Thursday, 2 June 2016

Gezira Sporting Club

Founded in 1882 as a place for British expats to drink gin and pretend to play croquet, the GSC occupies a number of acres on the island of Zamalek in the very middle of Cairo.  It's not as good as it was, as the lefty Egyptian government of the 60s very unsportingly gave half the golf course to a youth club next door, but there are a number of attractions for the weary Cairene who is feeling weighed down by the world and his wallet.


Swimmers, runners and tennis and squash players are all catered for, and there are ponies for the use of spoilt children.  No one has a garden in Cairo, so the children not quite spoilt enough for a pony career around the club's grounds on bikes, skateboards and roller skates, and it's hard to walk from the entrance to the pool without getting run over.

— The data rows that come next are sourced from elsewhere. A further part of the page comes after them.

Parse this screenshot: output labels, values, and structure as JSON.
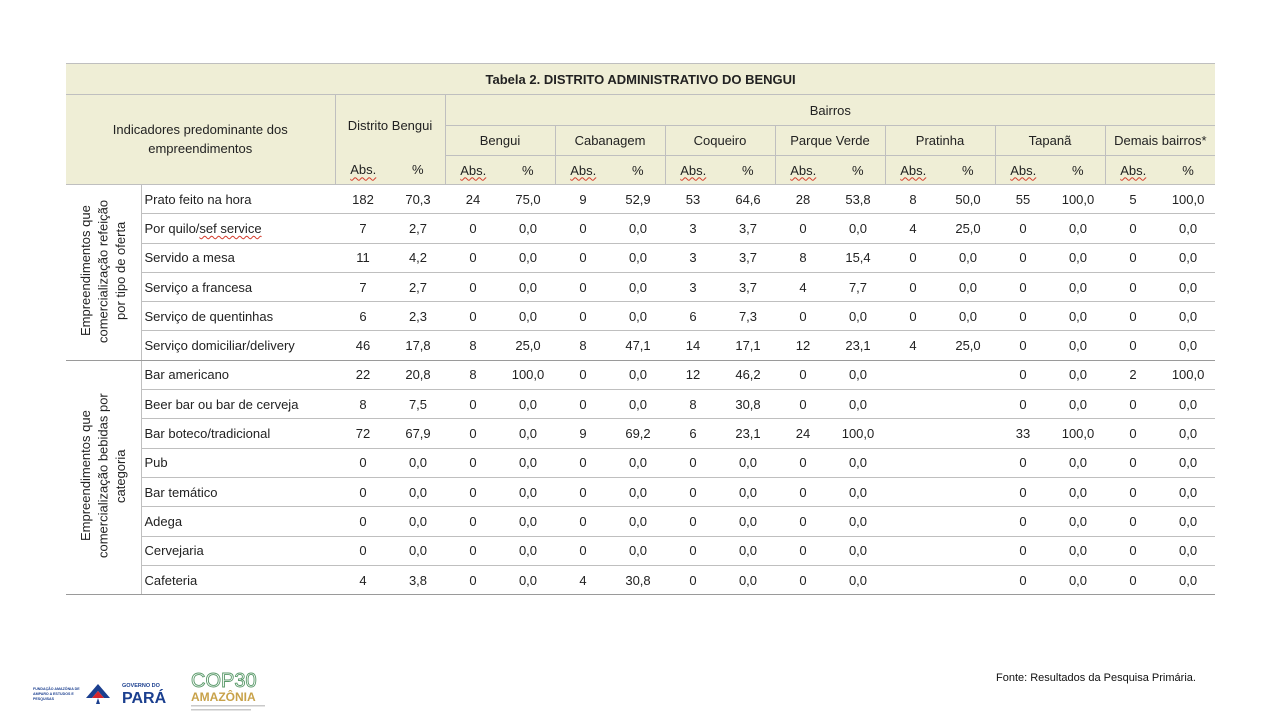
{
  "table": {
    "title": "Tabela 2. DISTRITO ADMINISTRATIVO DO BENGUI",
    "indicator_header": "Indicadores predominante dos empreendimentos",
    "district_header": "Distrito Bengui",
    "bairros_header": "Bairros",
    "bairros": [
      "Bengui",
      "Cabanagem",
      "Coqueiro",
      "Parque Verde",
      "Pratinha",
      "Tapanã",
      "Demais bairros*"
    ],
    "abs_label": "Abs.",
    "pct_label": "%",
    "groups": [
      {
        "label": "Empreendimentos que comercialização refeição por tipo de oferta",
        "rows": [
          {
            "label": "Prato feito na hora",
            "values": [
              "182",
              "70,3",
              "24",
              "75,0",
              "9",
              "52,9",
              "53",
              "64,6",
              "28",
              "53,8",
              "8",
              "50,0",
              "55",
              "100,0",
              "5",
              "100,0"
            ]
          },
          {
            "label": "Por quilo/sef service",
            "values": [
              "7",
              "2,7",
              "0",
              "0,0",
              "0",
              "0,0",
              "3",
              "3,7",
              "0",
              "0,0",
              "4",
              "25,0",
              "0",
              "0,0",
              "0",
              "0,0"
            ]
          },
          {
            "label": "Servido a mesa",
            "values": [
              "11",
              "4,2",
              "0",
              "0,0",
              "0",
              "0,0",
              "3",
              "3,7",
              "8",
              "15,4",
              "0",
              "0,0",
              "0",
              "0,0",
              "0",
              "0,0"
            ]
          },
          {
            "label": "Serviço a francesa",
            "values": [
              "7",
              "2,7",
              "0",
              "0,0",
              "0",
              "0,0",
              "3",
              "3,7",
              "4",
              "7,7",
              "0",
              "0,0",
              "0",
              "0,0",
              "0",
              "0,0"
            ]
          },
          {
            "label": "Serviço de quentinhas",
            "values": [
              "6",
              "2,3",
              "0",
              "0,0",
              "0",
              "0,0",
              "6",
              "7,3",
              "0",
              "0,0",
              "0",
              "0,0",
              "0",
              "0,0",
              "0",
              "0,0"
            ]
          },
          {
            "label": "Serviço domiciliar/delivery",
            "values": [
              "46",
              "17,8",
              "8",
              "25,0",
              "8",
              "47,1",
              "14",
              "17,1",
              "12",
              "23,1",
              "4",
              "25,0",
              "0",
              "0,0",
              "0",
              "0,0"
            ]
          }
        ]
      },
      {
        "label": "Empreendimentos que comercialização bebidas por categoria",
        "rows": [
          {
            "label": "Bar americano",
            "values": [
              "22",
              "20,8",
              "8",
              "100,0",
              "0",
              "0,0",
              "12",
              "46,2",
              "0",
              "0,0",
              "",
              "",
              "0",
              "0,0",
              "2",
              "100,0"
            ]
          },
          {
            "label": "Beer bar ou bar de cerveja",
            "values": [
              "8",
              "7,5",
              "0",
              "0,0",
              "0",
              "0,0",
              "8",
              "30,8",
              "0",
              "0,0",
              "",
              "",
              "0",
              "0,0",
              "0",
              "0,0"
            ]
          },
          {
            "label": "Bar boteco/tradicional",
            "values": [
              "72",
              "67,9",
              "0",
              "0,0",
              "9",
              "69,2",
              "6",
              "23,1",
              "24",
              "100,0",
              "",
              "",
              "33",
              "100,0",
              "0",
              "0,0"
            ]
          },
          {
            "label": "Pub",
            "values": [
              "0",
              "0,0",
              "0",
              "0,0",
              "0",
              "0,0",
              "0",
              "0,0",
              "0",
              "0,0",
              "",
              "",
              "0",
              "0,0",
              "0",
              "0,0"
            ]
          },
          {
            "label": "Bar temático",
            "values": [
              "0",
              "0,0",
              "0",
              "0,0",
              "0",
              "0,0",
              "0",
              "0,0",
              "0",
              "0,0",
              "",
              "",
              "0",
              "0,0",
              "0",
              "0,0"
            ]
          },
          {
            "label": "Adega",
            "values": [
              "0",
              "0,0",
              "0",
              "0,0",
              "0",
              "0,0",
              "0",
              "0,0",
              "0",
              "0,0",
              "",
              "",
              "0",
              "0,0",
              "0",
              "0,0"
            ]
          },
          {
            "label": "Cervejaria",
            "values": [
              "0",
              "0,0",
              "0",
              "0,0",
              "0",
              "0,0",
              "0",
              "0,0",
              "0",
              "0,0",
              "",
              "",
              "0",
              "0,0",
              "0",
              "0,0"
            ]
          },
          {
            "label": "Cafeteria",
            "values": [
              "4",
              "3,8",
              "0",
              "0,0",
              "4",
              "30,8",
              "0",
              "0,0",
              "0",
              "0,0",
              "",
              "",
              "0",
              "0,0",
              "0",
              "0,0"
            ]
          }
        ]
      }
    ]
  },
  "source_note": "Fonte: Resultados da Pesquisa Primária.",
  "logos": {
    "fapespa_text": "FUNDAÇÃO AMAZÔNIA DE AMPARO A ESTUDOS E PESQUISAS",
    "governo_text": "GOVERNO DO",
    "para_text": "PARÁ",
    "cop_text": "COP30",
    "amazonia_text": "AMAZÔNIA"
  },
  "colors": {
    "header_bg": "#efeed6",
    "border": "#bfbfbf",
    "para_blue": "#1b3f8f",
    "para_red": "#d7262b",
    "cop_green": "#5a9a6a",
    "cop_gold": "#c8a24a"
  }
}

The golfers are viewed with disgust by the rest, as their golf course could be converted into a beautiful car park.  The course is good, with a number of fine bunkers as sand is readily available.  There are decent practice facilities, although the putting green has been colonised by a number of stray kittens.  Don't ever use the practice bunker, which is in use as a latrine.  Next to the golf course is the dog area, where an enormous Alsatian named Bimbo is regularly shouted at by an assortment of small children.



I have had a few golf lessons with one of the resident pros, who gets through about 20 cigarettes during each hour long lesson and occasionally swigs from a coke can before tossing it nonchalantly into the nearest water hazard.  Part of the course used to be a botanical garden and there are some curious trees, including a few fake palm trees that are actually there to hold up PA speakers.

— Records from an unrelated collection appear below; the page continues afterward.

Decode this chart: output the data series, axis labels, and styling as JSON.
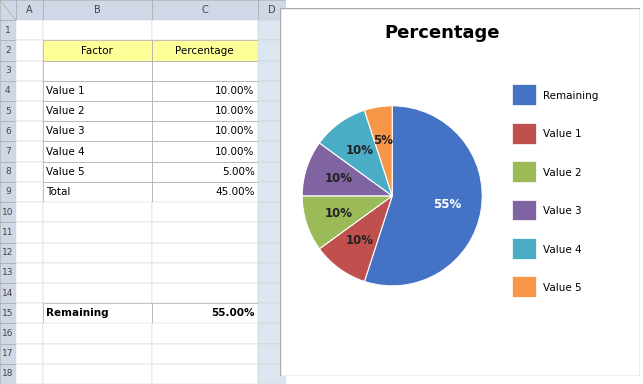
{
  "title": "Percentage",
  "labels": [
    "Remaining",
    "Value 1",
    "Value 2",
    "Value 3",
    "Value 4",
    "Value 5"
  ],
  "values": [
    55,
    10,
    10,
    10,
    10,
    5
  ],
  "colors": [
    "#4472C4",
    "#C0504D",
    "#9BBB59",
    "#8064A2",
    "#4BACC6",
    "#F79646"
  ],
  "pct_labels": [
    "55%",
    "10%",
    "10%",
    "10%",
    "10%",
    "5%"
  ],
  "bg_color": "#FFFFFF",
  "header_bg": "#FFFF99",
  "col_header_bg": "#D0D8E8",
  "cell_bg": "#FFFFFF",
  "chart_bg": "#FFFFFF",
  "col_labels": [
    "A",
    "B",
    "C",
    "D"
  ],
  "num_rows": 18,
  "cell_data": {
    "2_B": [
      "Factor",
      "center",
      false
    ],
    "2_C": [
      "Percentage",
      "center",
      false
    ],
    "4_B": [
      "Value 1",
      "left",
      false
    ],
    "4_C": [
      "10.00%",
      "right",
      false
    ],
    "5_B": [
      "Value 2",
      "left",
      false
    ],
    "5_C": [
      "10.00%",
      "right",
      false
    ],
    "6_B": [
      "Value 3",
      "left",
      false
    ],
    "6_C": [
      "10.00%",
      "right",
      false
    ],
    "7_B": [
      "Value 4",
      "left",
      false
    ],
    "7_C": [
      "10.00%",
      "right",
      false
    ],
    "8_B": [
      "Value 5",
      "left",
      false
    ],
    "8_C": [
      "5.00%",
      "right",
      false
    ],
    "9_B": [
      "Total",
      "left",
      false
    ],
    "9_C": [
      "45.00%",
      "right",
      false
    ],
    "15_B": [
      "Remaining",
      "left",
      true
    ],
    "15_C": [
      "55.00%",
      "right",
      true
    ]
  }
}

The club operates a kind of rent control that means that a family's membership will never increase in price.  Given that 90% of the families at the club have been members since the 1950s, this means that the handful of recent expat members are essentially bankrolling the entire operation.  The membership cards are glorious - mine says SIMON RANDALL in huge letters, and Caroline's says SIMON RANDALL in huge letters, followed by a modest c.millet underneath.  Quite right.



A bit of the golf course, with a real palm tree in the foreground.  The Ministry of Foreign Affairs is just behind the trees.